Men also make more money than women, with women making about 80 cents for every dollar a man earns. However, working mothers make even less, at 70 cents for every dollar paid to working fathers, according to the nonprofit organization National Women’s Law Center. The organization anticipates a negative impact on women’s earnings thanks to the crisis because of the lack of child care.

As a parent, use your wiggle room. You may have to work a little later or get up a little earlier.

Michelle Johnson

parent

There is also concern about how the creation of pods could exacerbate racial and economic inequality in America’s education system.

“The reality is we a lot of time have in-group favoritism, so these pods will likely look like and reflect the people we spend the most time with,” said Keisha Scarlett, chief of equity, partnerships and engagement for Seattle’s public schools.

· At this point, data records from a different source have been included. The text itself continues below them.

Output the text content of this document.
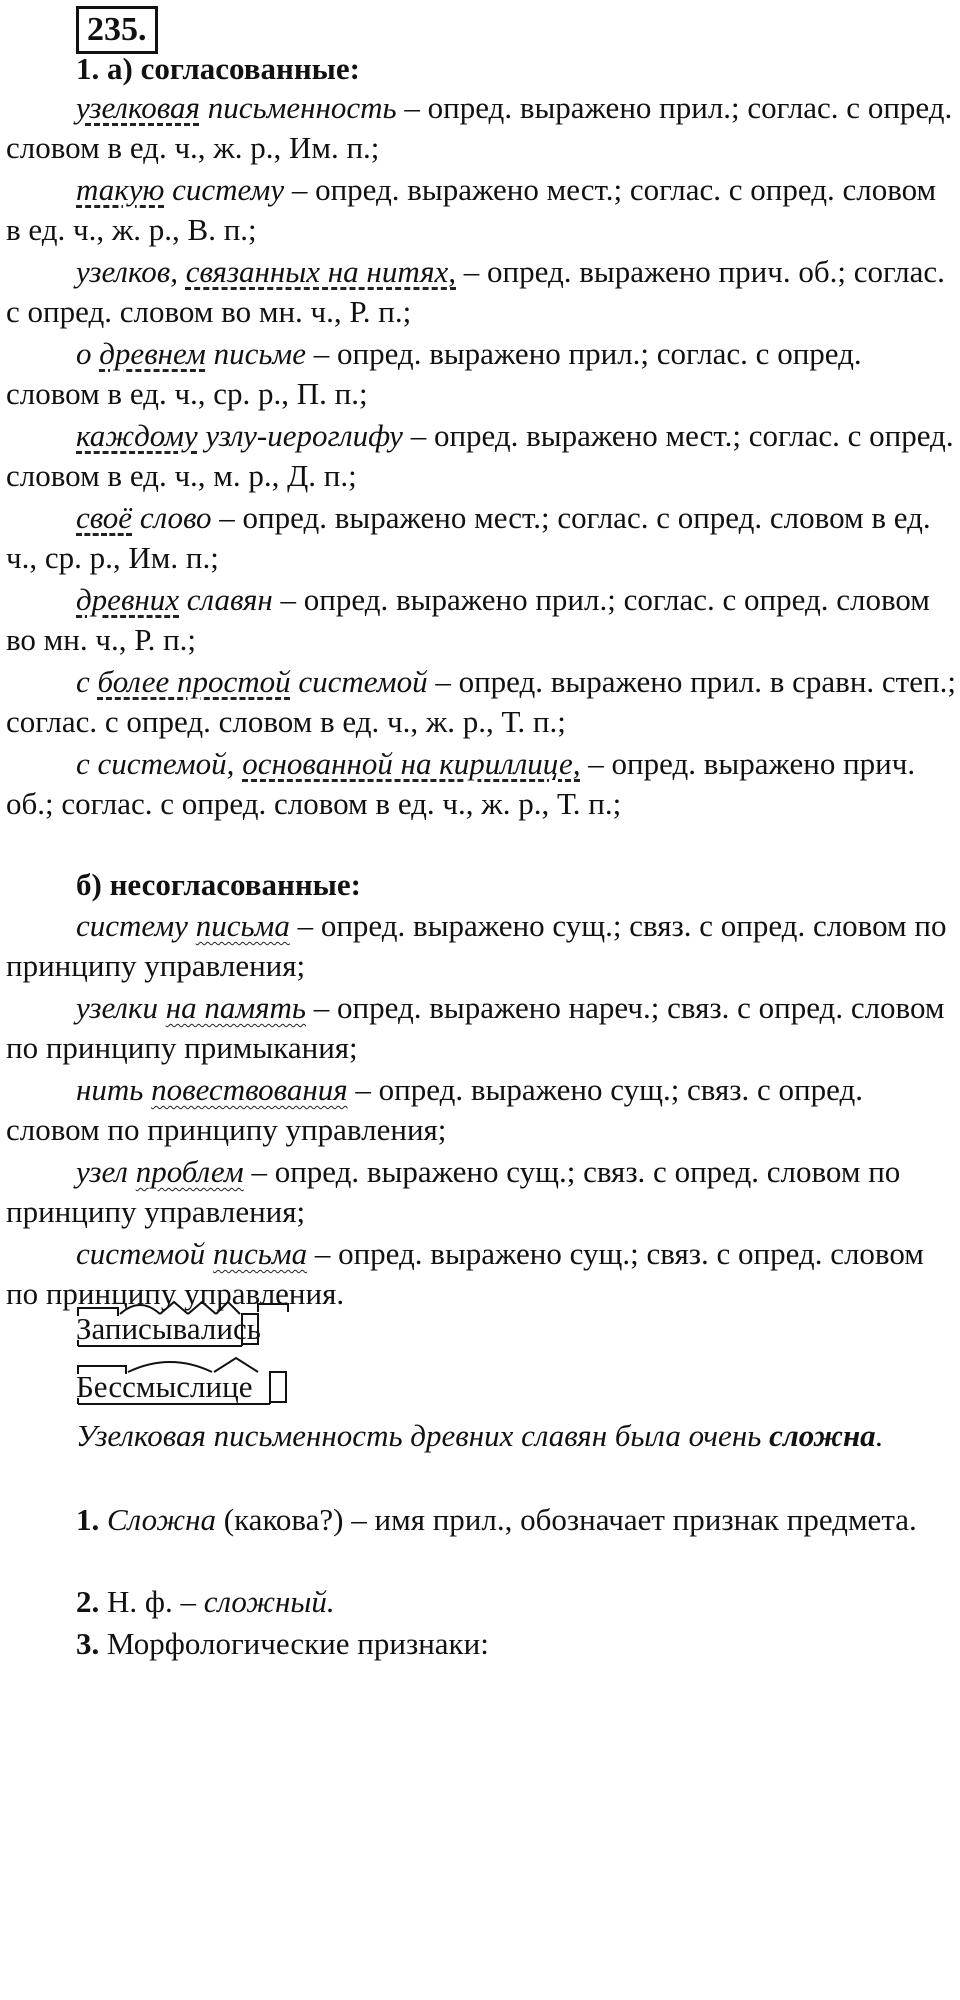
235.
1. а) согласованные:
узелковая письменность – опред. выражено прил.; соглас. с опред. словом в ед. ч., ж. р., Им. п.;
такую систему – опред. выражено мест.; соглас. с опред. словом в ед. ч., ж. р., В. п.;
узелков, связанных на нитях, – опред. выражено прич. об.; соглас. с опред. словом во мн. ч., Р. п.;
о древнем письме – опред. выражено прил.; соглас. с опред. словом в ед. ч., ср. р., П. п.;
каждому узлу-иероглифу – опред. выражено мест.; соглас. с опред. словом в ед. ч., м. р., Д. п.;
своё слово – опред. выражено мест.; соглас. с опред. словом в ед. ч., ср. р., Им. п.;
древних славян – опред. выражено прил.; соглас. с опред. словом во мн. ч., Р. п.;
с более простой системой – опред. выражено прил. в сравн. степ.; соглас. с опред. словом в ед. ч., ж. р., Т. п.;
с системой, основанной на кириллице, – опред. выражено прич. об.; соглас. с опред. словом в ед. ч., ж. р., Т. п.;
б) несогласованные:
систему письма – опред. выражено сущ.; связ. с опред. словом по принципу управления;
узелки на память – опред. выражено нареч.; связ. с опред. словом по принципу примыкания;
нить повествования – опред. выражено сущ.; связ. с опред. словом по принципу управления;
узел проблем – опред. выражено сущ.; связ. с опред. словом по принципу управления;
системой письма – опред. выражено сущ.; связ. с опред. словом по принципу управления.
Записывались
Бессмыслице
Узелковая письменность древних славян была очень сложна.
1. Сложна (какова?) – имя прил., обозначает признак предмета.
2. Н. ф. – сложный.
3. Морфологические признаки:
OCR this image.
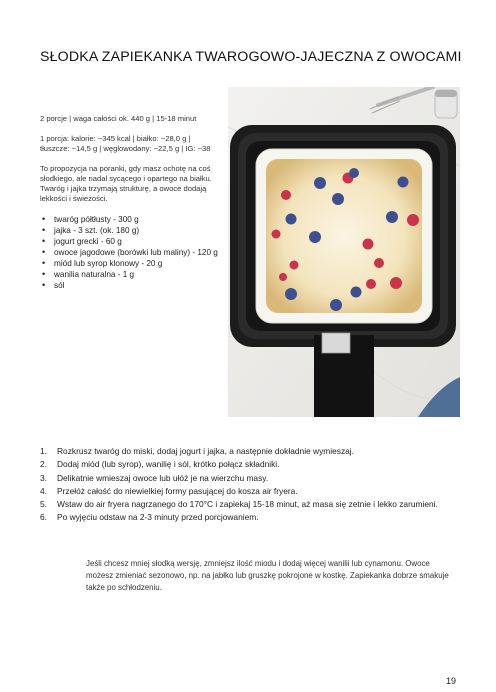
SŁODKA ZAPIEKANKA TWAROGOWO-JAJECZNA Z OWOCAMI

2 porcje | waga całości ok. 440 g | 15-18 minut

1 porcja: kalorie: ~345 kcal | białko: ~28,0 g | tłuszcze: ~14,5 g | węglowodany: ~22,5 g | IG: ~38

To propozycja na poranki, gdy masz ochotę na coś słodkiego, ale nadal sycącego i opartego na białku. Twaróg i jajka trzymają strukturę, a owoce dodają lekkości i świeżości.

• twaróg półtłusty - 300 g
• jajka - 3 szt. (ok. 180 g)
• jogurt grecki - 60 g
• owoce jagodowe (borówki lub maliny) - 120 g
• miód lub syrop klonowy - 20 g
• wanilia naturalna - 1 g
• sól
1. Rozkrusz twaróg do miski, dodaj jogurt i jajka, a następnie dokładnie wymieszaj.
2. Dodaj miód (lub syrop), wanilię i sól, krótko połącz składniki.
3. Delikatnie wmieszaj owoce lub ułóż je na wierzchu masy.
4. Przełóż całość do niewielkiej formy pasującej do kosza air fryera.
5. Wstaw do air fryera nagrzanego do 170°C i zapiekaj 15-18 minut, aż masa się zetnie i lekko zarumieni.
6. Po wyjęciu odstaw na 2-3 minuty przed porcjowaniem.
Jeśli chcesz mniej słodką wersję, zmniejsz ilość miodu i dodaj więcej wanilii lub cynamonu. Owoce możesz zmieniać sezonowo, np. na jabłko lub gruszkę pokrojone w kostkę. Zapiekanka dobrze smakuje także po schłodzeniu.
19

“I can imagine they won’t have the diversity in place,” she added. “These will end up being segregated environments for these students.”

Scarlett is also part of the National Academies Sciences, Engineering, and Medicine’s Committee on Guidance for K-12 Schools on Covid-19, which urged districts to prioritize reopening schools full-time.

“Without in-person instruction, schools risk children falling behind academically and exacerbating educational inequities,” the committee’s report said.

Michelle Johnson, though, believes virtual education can work.

Her advice: Be flexible, resourceful, empathetic, creative and reflective.

“As a parent, use your wiggle room,” she said. “You may have to work a little later or get up a little earlier.

“But when you use the wiggle room that you have, it frees you up for the room for your children’s needs.”